Going through a divorce is never easy. However, for divorcing couples with children, the emotional strain of divorce can be that much harder. In addition to dividing your assets with the help of your Denver divorce mediator, you and your soon-to-be ex must also undergo the daunting task of working out a custody schedule to make sure that you are both getting to spend time with your kids. While this may be an extremely difficult conversation that can often be fraught with tension and emotion, it is essential that you and your soon-to-be former spouse put a parenting plan in place while working out the details of an uncontested divorce.
What is a parenting plan?
Simply put, a parenting plan is a blueprint for how you and your soon-to-be ex-spouse intend to co-parent your children in the aftermath of your divorce. Because you are living in two separate residences, it is important to make sure that each of you gets equitable time to spend with your kids so that you can continue to be in their lives.
Why is a parenting plan important?
Having a parenting plan in place before your divorce is final is highly important for several reasons. First and foremost, it is essential that your children feel safe, protected and loved at all times. The turmoil caused by a divorce is felt not just by the couple who is dissolving their marriage but by everyone in the family. Having a parenting plan in place allows your children to sustain some level of normalcy during the upheaval of a divorce. Kids thrive on structure in their lives. Knowing that they’ll be at their home with Mom Sunday through Tuesday and at their home with Dad Wednesday through Saturday every week can help them establish a routine that soon becomes the new normal, allowing them the stability they need.

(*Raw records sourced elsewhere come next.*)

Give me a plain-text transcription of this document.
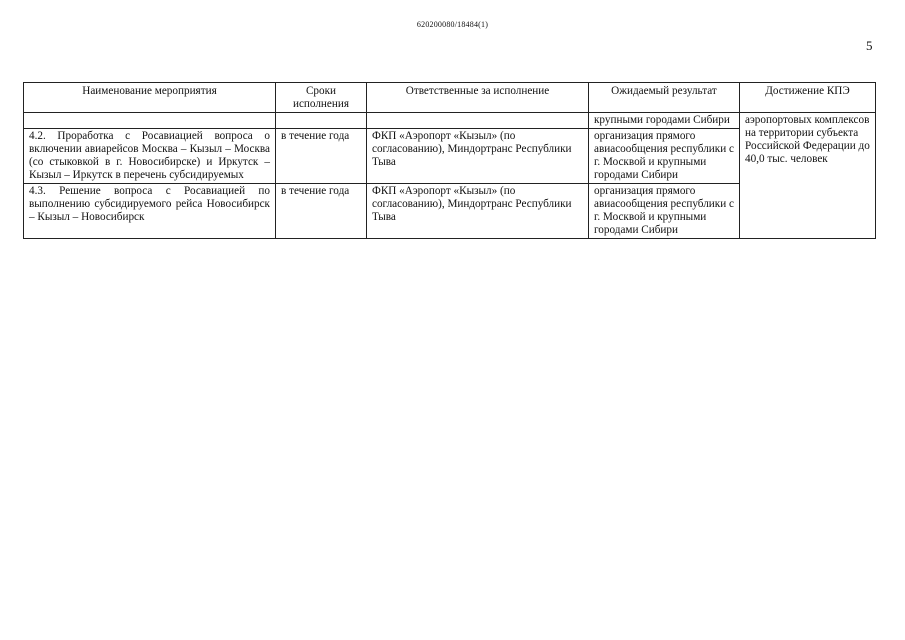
620200080/18484(1)
5
Наименование мероприятия	Сроки исполнения	Ответственные за исполнение	Ожидаемый результат	Достижение КПЭ
			крупными городами Сибири	аэропортовых комплексов на территории субъекта Российской Федерации до 40,0 тыс. человек
4.2. Проработка с Росавиацией вопроса о включении авиарейсов Москва – Кызыл – Москва (со стыковкой в г. Новосибирске) и Иркутск – Кызыл – Иркутск в перечень субсидируемых	в течение года	ФКП «Аэропорт «Кызыл» (по согласованию), Миндортранс Республики Тыва	организация прямого авиасообщения республики с г. Москвой и крупными городами Сибири	
4.3. Решение вопроса с Росавиацией по выполнению субсидируемого рейса Новосибирск – Кызыл – Новосибирск	в течение года	ФКП «Аэропорт «Кызыл» (по согласованию), Миндортранс Республики Тыва	организация прямого авиасообщения республики с г. Москвой и крупными городами Сибири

Additionally, working out a parenting plan together avoids the need for a lengthy, costly and frequently ugly custody battle in court. Unless the circumstances of your divorce extend to abuse or criminal activity, there is no reason why both of you shouldn’t get to remain a constant presence in your kids’ lives. Working together to create a fair, reasonable parenting plan helps you stay away from the murky waters of court-ordered visitation and allows you and your children to establish a healthy new pattern.
What should be included in a parenting plan?
A good place to start when formulating your parenting plan is to devise a schedule of which parent has the kids on which days. Some people prefer to switch off every other week while others find that trading off parenting duties midway through each week suits them best. Keep your own work and travel schedules in mind when creating this part of the plan so that both parents can have some convenience and flexibility in their arrangement.
Additionally, you and your soon-to-be ex-spouse should hash out some basic details about the care of your children, including rules that must be followed in both households and how you plan to discipline the kids if necessary. Having two households with two different sets of rules and expectations can be confusing for children; despite living apart from one another, it is critical that you and your ex maintain a united front when it comes to raising your kids.
Finally, any child support details, including who pays whom, how much and how often, should be drafted into your parenting plan. In addition to regular child support, it’s important to determine which parent will carry the kids on their health and dental insurance plans, discuss the amount and frequency of contributions to their college funds and plan ahead for future major expenses, like braces or musical instruments, to know in advance what each parent can expect from the other.
By creating a parenting plan with your former spouse, you can ensure that the most important thing to both of you—your kids—continue to thrive and be happy following your divorce.